There has been too much focus on the tag
Last but not certainly not least : I think everyone here forgot that tags are not the question's content. It's blindingly obvious when I read answers here. Let's remind what tags are with the help-center :
A tag is a word or phrase that describes the topic of the question. Tags are a means of connecting experts with questions they will be able to answer by sorting questions into specific, well-defined categories.
Tags can also be used to help you identify questions that are interesting or relevant to you.
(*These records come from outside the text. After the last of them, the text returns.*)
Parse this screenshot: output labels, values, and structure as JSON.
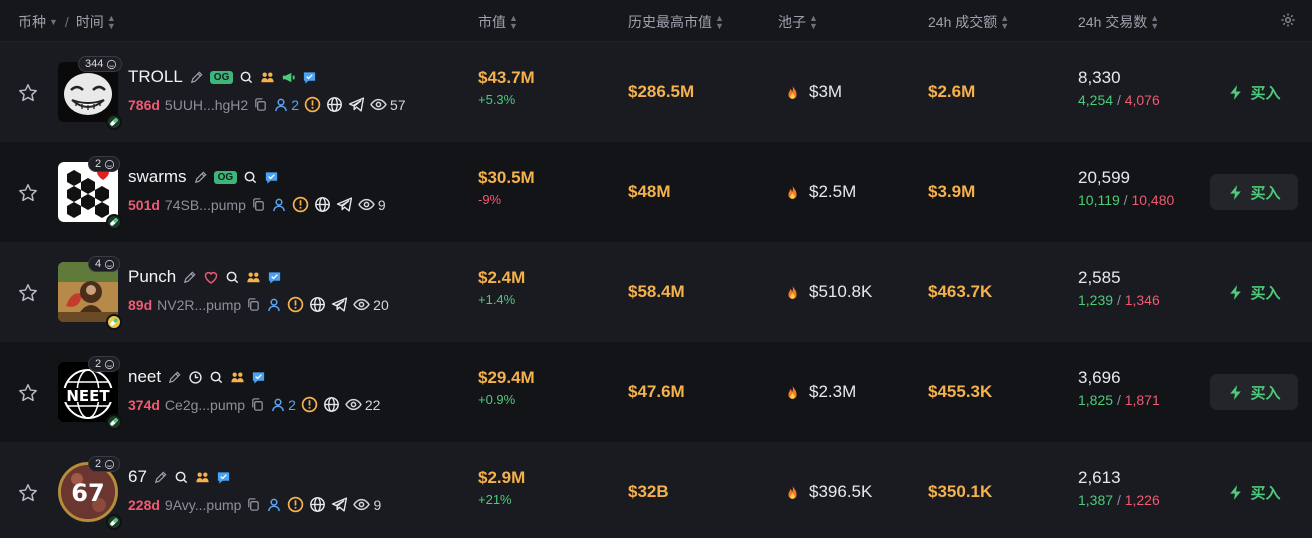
{
  "header": {
    "col_token": "币种",
    "col_time": "时间",
    "col_mcap": "市值",
    "col_ath": "历史最高市值",
    "col_pool": "池子",
    "col_vol": "24h 成交额",
    "col_tx": "24h 交易数"
  },
  "colors": {
    "accent_green": "#4ccb7a",
    "accent_red": "#f05a73",
    "value_gold": "#f5b14c"
  },
  "rows": [
    {
      "name": "TROLL",
      "count": "344",
      "og": "OG",
      "age": "786d",
      "address": "5UUH...hgH2",
      "holders": "2",
      "views": "57",
      "mcap": "$43.7M",
      "change": "+5.3%",
      "ath": "$286.5M",
      "pool": "$3M",
      "volume": "$2.6M",
      "tx_total": "8,330",
      "buys": "4,254",
      "sells": "4,076",
      "buy_label": "买入"
    },
    {
      "name": "swarms",
      "count": "2",
      "og": "OG",
      "age": "501d",
      "address": "74SB...pump",
      "holders": "",
      "views": "9",
      "mcap": "$30.5M",
      "change": "-9%",
      "ath": "$48M",
      "pool": "$2.5M",
      "volume": "$3.9M",
      "tx_total": "20,599",
      "buys": "10,119",
      "sells": "10,480",
      "buy_label": "买入"
    },
    {
      "name": "Punch",
      "count": "4",
      "og": "",
      "age": "89d",
      "address": "NV2R...pump",
      "holders": "",
      "views": "20",
      "mcap": "$2.4M",
      "change": "+1.4%",
      "ath": "$58.4M",
      "pool": "$510.8K",
      "volume": "$463.7K",
      "tx_total": "2,585",
      "buys": "1,239",
      "sells": "1,346",
      "buy_label": "买入"
    },
    {
      "name": "neet",
      "count": "2",
      "og": "",
      "age": "374d",
      "address": "Ce2g...pump",
      "holders": "2",
      "views": "22",
      "mcap": "$29.4M",
      "change": "+0.9%",
      "ath": "$47.6M",
      "pool": "$2.3M",
      "volume": "$455.3K",
      "tx_total": "3,696",
      "buys": "1,825",
      "sells": "1,871",
      "buy_label": "买入"
    },
    {
      "name": "67",
      "count": "2",
      "og": "",
      "age": "228d",
      "address": "9Avy...pump",
      "holders": "",
      "views": "9",
      "mcap": "$2.9M",
      "change": "+21%",
      "ath": "$32B",
      "pool": "$396.5K",
      "volume": "$350.1K",
      "tx_total": "2,613",
      "buys": "1,387",
      "sells": "1,226",
      "buy_label": "买入"
    }
  ]
}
Tags are categorizers first and foremost, with the primary goal of making questions easier to look for. The fact that everyone implied the tag was important enough that they forgot to remind the question's content is the thing to read/review first is the most troublesome issue for me. We tried to create another use of the tags by making it scope the answers. However, from the frequent ruckus I read here and there and the fact that 1/6 questions are not tagged correctly, it just does not work.
So let's cut this oozing wound once and for all with a surgeon's dexterity. While I do find the tag can be used to categorize questions about worlds relying heavily on science, its wiki content is prone to both mistakes and arguments. Let's remove this tag wiki content, but still explicitly allow people to ask questions in the hard science-fiction genre. If they want answers to be backed-up by equations and references, they will have to tell it in their question, not with a single tag.
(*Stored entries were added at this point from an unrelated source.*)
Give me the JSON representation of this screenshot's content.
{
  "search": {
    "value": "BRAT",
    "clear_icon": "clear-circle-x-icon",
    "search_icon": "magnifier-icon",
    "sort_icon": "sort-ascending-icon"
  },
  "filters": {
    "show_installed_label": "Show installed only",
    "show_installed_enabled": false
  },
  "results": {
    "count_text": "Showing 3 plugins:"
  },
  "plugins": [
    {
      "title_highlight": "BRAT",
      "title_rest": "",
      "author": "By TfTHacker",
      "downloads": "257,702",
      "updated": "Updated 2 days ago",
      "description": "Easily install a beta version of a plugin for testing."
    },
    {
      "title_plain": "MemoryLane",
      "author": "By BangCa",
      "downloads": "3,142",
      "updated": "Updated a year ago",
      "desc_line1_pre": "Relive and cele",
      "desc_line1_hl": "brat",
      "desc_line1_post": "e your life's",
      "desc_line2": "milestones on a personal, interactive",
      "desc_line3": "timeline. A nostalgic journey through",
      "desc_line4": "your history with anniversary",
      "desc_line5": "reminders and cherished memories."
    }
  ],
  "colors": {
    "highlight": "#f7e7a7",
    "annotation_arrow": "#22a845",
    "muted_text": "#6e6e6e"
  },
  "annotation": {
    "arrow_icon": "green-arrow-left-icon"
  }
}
1 : 23 received at least one downvote (vs 21 in the 50 newest questions). I am not including that data as it's very biased in having one picky-picky user downvoting hard-science questions. Plus, it's expected to have more downvotes on questions with more restrictions. More restrictions means higher standard.
2 : Like daydreaming and nightdreaming. Not that I find this talk utterly pointless, dreaming is just perhaps one of my most favorite activity 🌜🦋.
3 : too lazy to check every comments on the last 50 questions, so I leave that as an overall feeling.
4 : Again, I'm lazy. And with the recent activities on meta's meta, I'm not exactly incited to make any effort either : It's strategically pointless.
5 : A great example of toxicity coming from offered mechanics is the very infamous League of legends, which is very far off from other competitive, team-based games like Team Fortress 2 and its conga dancers and sandwich sharing players. Some -yet incomplete!- explanations for League of legends toxic community can be found here.